ECLI:NL:RBDHA:2024:5018
Rechtbank Den Haag
- Eerste aanleg - enkelvoudig
- Rechtspraak.nl
Afwijzing asielaanvraag van Russische eiser met betrekking tot verblijfsvergunning en nationaliteit
In deze uitspraak van de Rechtbank Den Haag op 10 april 2024, wordt het beroep van een Russische eiser tegen de afwijzing van zijn asielaanvraag beoordeeld. De eiser, geboren in 1982, heeft op 17 juni 2021 een aanvraag ingediend voor een verblijfsvergunning asiel, welke door de staatssecretaris op 27 oktober 2023 als kennelijk ongegrond is afgewezen. De rechtbank heeft het beroep op 2 februari 2024 behandeld, waarbij zowel de gemachtigde van de staatssecretaris als de eiser aanwezig waren.

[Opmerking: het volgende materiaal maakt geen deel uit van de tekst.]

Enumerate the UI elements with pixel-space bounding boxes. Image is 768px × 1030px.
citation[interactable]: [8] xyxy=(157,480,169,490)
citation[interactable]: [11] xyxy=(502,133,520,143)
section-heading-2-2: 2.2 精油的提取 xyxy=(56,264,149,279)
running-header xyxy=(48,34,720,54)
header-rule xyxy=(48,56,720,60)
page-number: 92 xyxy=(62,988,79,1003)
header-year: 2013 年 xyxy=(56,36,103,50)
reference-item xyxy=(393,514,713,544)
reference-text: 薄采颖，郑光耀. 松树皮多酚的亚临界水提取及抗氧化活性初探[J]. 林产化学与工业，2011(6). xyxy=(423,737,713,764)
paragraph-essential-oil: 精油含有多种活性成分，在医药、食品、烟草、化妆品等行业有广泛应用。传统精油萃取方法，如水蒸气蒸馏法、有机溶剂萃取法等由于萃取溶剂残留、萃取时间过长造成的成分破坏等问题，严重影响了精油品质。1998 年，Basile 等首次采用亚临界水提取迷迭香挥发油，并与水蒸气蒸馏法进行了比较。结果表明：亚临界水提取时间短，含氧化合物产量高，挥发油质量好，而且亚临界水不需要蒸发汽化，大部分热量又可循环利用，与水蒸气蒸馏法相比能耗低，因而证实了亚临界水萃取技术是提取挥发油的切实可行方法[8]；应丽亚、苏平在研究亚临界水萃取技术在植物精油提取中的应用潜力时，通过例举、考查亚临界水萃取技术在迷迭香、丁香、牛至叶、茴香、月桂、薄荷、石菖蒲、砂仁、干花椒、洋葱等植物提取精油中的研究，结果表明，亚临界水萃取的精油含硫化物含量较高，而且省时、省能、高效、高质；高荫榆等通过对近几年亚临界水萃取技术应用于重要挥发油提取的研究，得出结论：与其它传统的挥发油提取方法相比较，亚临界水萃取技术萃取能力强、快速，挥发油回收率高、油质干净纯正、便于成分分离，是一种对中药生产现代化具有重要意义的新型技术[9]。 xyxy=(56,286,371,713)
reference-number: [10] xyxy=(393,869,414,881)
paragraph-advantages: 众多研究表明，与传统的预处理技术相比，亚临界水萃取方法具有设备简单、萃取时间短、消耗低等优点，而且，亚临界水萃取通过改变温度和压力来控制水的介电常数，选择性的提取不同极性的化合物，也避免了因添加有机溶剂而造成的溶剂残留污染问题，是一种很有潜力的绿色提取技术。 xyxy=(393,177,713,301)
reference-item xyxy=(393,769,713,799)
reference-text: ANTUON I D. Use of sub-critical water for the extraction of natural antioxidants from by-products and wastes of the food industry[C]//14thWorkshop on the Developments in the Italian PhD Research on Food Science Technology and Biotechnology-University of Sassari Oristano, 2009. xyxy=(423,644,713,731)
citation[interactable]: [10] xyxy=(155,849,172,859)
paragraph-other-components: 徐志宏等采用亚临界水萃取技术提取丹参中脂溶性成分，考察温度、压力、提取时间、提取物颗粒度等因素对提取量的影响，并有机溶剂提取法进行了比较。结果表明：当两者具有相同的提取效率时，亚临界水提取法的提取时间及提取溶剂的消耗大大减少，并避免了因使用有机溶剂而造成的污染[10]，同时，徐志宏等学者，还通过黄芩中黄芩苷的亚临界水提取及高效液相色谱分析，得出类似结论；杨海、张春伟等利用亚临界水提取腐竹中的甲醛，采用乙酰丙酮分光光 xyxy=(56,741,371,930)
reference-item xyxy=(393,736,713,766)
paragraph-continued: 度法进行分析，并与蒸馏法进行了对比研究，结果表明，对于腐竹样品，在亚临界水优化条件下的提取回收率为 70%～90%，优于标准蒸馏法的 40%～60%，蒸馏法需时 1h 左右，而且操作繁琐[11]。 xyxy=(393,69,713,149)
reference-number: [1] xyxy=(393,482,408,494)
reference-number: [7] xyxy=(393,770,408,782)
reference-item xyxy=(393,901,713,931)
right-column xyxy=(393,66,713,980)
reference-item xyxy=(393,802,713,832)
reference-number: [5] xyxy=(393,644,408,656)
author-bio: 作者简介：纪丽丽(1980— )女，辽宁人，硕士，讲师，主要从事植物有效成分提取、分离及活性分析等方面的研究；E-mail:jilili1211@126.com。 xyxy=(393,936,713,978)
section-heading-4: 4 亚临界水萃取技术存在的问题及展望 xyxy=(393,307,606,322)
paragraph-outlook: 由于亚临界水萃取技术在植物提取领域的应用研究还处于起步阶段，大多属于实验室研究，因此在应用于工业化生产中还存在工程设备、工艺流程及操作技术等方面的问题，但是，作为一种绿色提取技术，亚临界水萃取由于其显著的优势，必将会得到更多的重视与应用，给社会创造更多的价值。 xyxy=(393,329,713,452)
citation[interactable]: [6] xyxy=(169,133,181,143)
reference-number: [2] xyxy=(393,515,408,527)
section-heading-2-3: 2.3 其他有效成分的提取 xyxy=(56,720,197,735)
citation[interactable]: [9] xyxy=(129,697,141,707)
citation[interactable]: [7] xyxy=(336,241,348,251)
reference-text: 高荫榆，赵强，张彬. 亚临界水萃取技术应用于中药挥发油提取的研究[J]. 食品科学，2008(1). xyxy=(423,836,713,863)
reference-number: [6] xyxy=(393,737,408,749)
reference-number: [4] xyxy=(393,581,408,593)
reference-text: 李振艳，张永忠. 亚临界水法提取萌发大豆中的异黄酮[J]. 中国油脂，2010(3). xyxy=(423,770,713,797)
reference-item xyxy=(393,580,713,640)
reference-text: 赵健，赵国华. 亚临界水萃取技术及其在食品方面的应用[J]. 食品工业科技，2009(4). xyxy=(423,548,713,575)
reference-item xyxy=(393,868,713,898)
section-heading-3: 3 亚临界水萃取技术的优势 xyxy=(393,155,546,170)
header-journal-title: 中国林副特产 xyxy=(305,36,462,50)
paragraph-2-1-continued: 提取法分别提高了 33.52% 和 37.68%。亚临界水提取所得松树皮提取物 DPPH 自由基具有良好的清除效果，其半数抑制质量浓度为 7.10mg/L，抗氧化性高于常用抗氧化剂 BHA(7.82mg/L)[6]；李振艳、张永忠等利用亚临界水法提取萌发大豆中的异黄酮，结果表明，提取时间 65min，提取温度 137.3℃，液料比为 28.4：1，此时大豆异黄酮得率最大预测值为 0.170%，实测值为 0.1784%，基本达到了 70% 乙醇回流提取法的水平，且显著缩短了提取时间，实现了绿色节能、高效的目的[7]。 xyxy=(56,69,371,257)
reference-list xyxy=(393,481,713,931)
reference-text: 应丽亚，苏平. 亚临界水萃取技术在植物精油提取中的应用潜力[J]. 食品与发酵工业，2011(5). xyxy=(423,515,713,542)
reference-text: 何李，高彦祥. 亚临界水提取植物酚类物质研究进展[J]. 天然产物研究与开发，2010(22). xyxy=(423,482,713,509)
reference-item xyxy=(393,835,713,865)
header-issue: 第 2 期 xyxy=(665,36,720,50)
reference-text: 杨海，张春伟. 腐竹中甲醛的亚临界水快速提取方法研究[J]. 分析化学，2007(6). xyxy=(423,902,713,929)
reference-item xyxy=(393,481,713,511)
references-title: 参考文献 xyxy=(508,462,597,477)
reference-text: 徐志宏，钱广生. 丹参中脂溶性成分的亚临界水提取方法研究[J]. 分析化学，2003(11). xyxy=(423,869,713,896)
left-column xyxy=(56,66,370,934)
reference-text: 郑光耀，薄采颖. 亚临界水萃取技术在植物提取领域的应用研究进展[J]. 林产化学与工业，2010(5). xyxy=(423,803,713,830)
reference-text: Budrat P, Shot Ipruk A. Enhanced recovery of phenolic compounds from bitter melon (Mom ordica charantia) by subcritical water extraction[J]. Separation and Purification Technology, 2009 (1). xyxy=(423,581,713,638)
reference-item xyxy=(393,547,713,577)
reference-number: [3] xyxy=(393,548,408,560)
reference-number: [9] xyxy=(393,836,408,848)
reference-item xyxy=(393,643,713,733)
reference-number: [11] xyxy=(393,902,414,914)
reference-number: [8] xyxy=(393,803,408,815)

De rechtbank concludeert dat de staatssecretaris de identiteit en herkomst van de eiser geloofwaardig acht, maar de problemen in Rusland en de vrees voor militaire dienstplicht niet. De eiser heeft aangevoerd dat hij in Rusland is bedreigd door de politie en de FSB na getuige te zijn geweest van een moord, en dat hij ondergedoken is en gevlucht. De staatssecretaris oordeelt echter dat de eiser ook de Georgische nationaliteit heeft en dat Georgië een veilig land van herkomst is, waardoor hij niet in aanmerking komt voor asiel.
De rechtbank oordeelt dat de staatssecretaris voldoende rekening heeft gehouden met de medische problematiek van de eiser en dat de eiser niet aannemelijk heeft gemaakt dat hij geen Georgische nationaliteit meer heeft. De rechtbank wijst ook de stelling van de eiser af dat hij vanwege zijn drugsverslaving en de risico's van militaire dienst niet kan terugkeren naar Rusland. Uiteindelijk verklaart de rechtbank het beroep ongegrond, wat betekent dat de afwijzing van de asielaanvraag in stand blijft.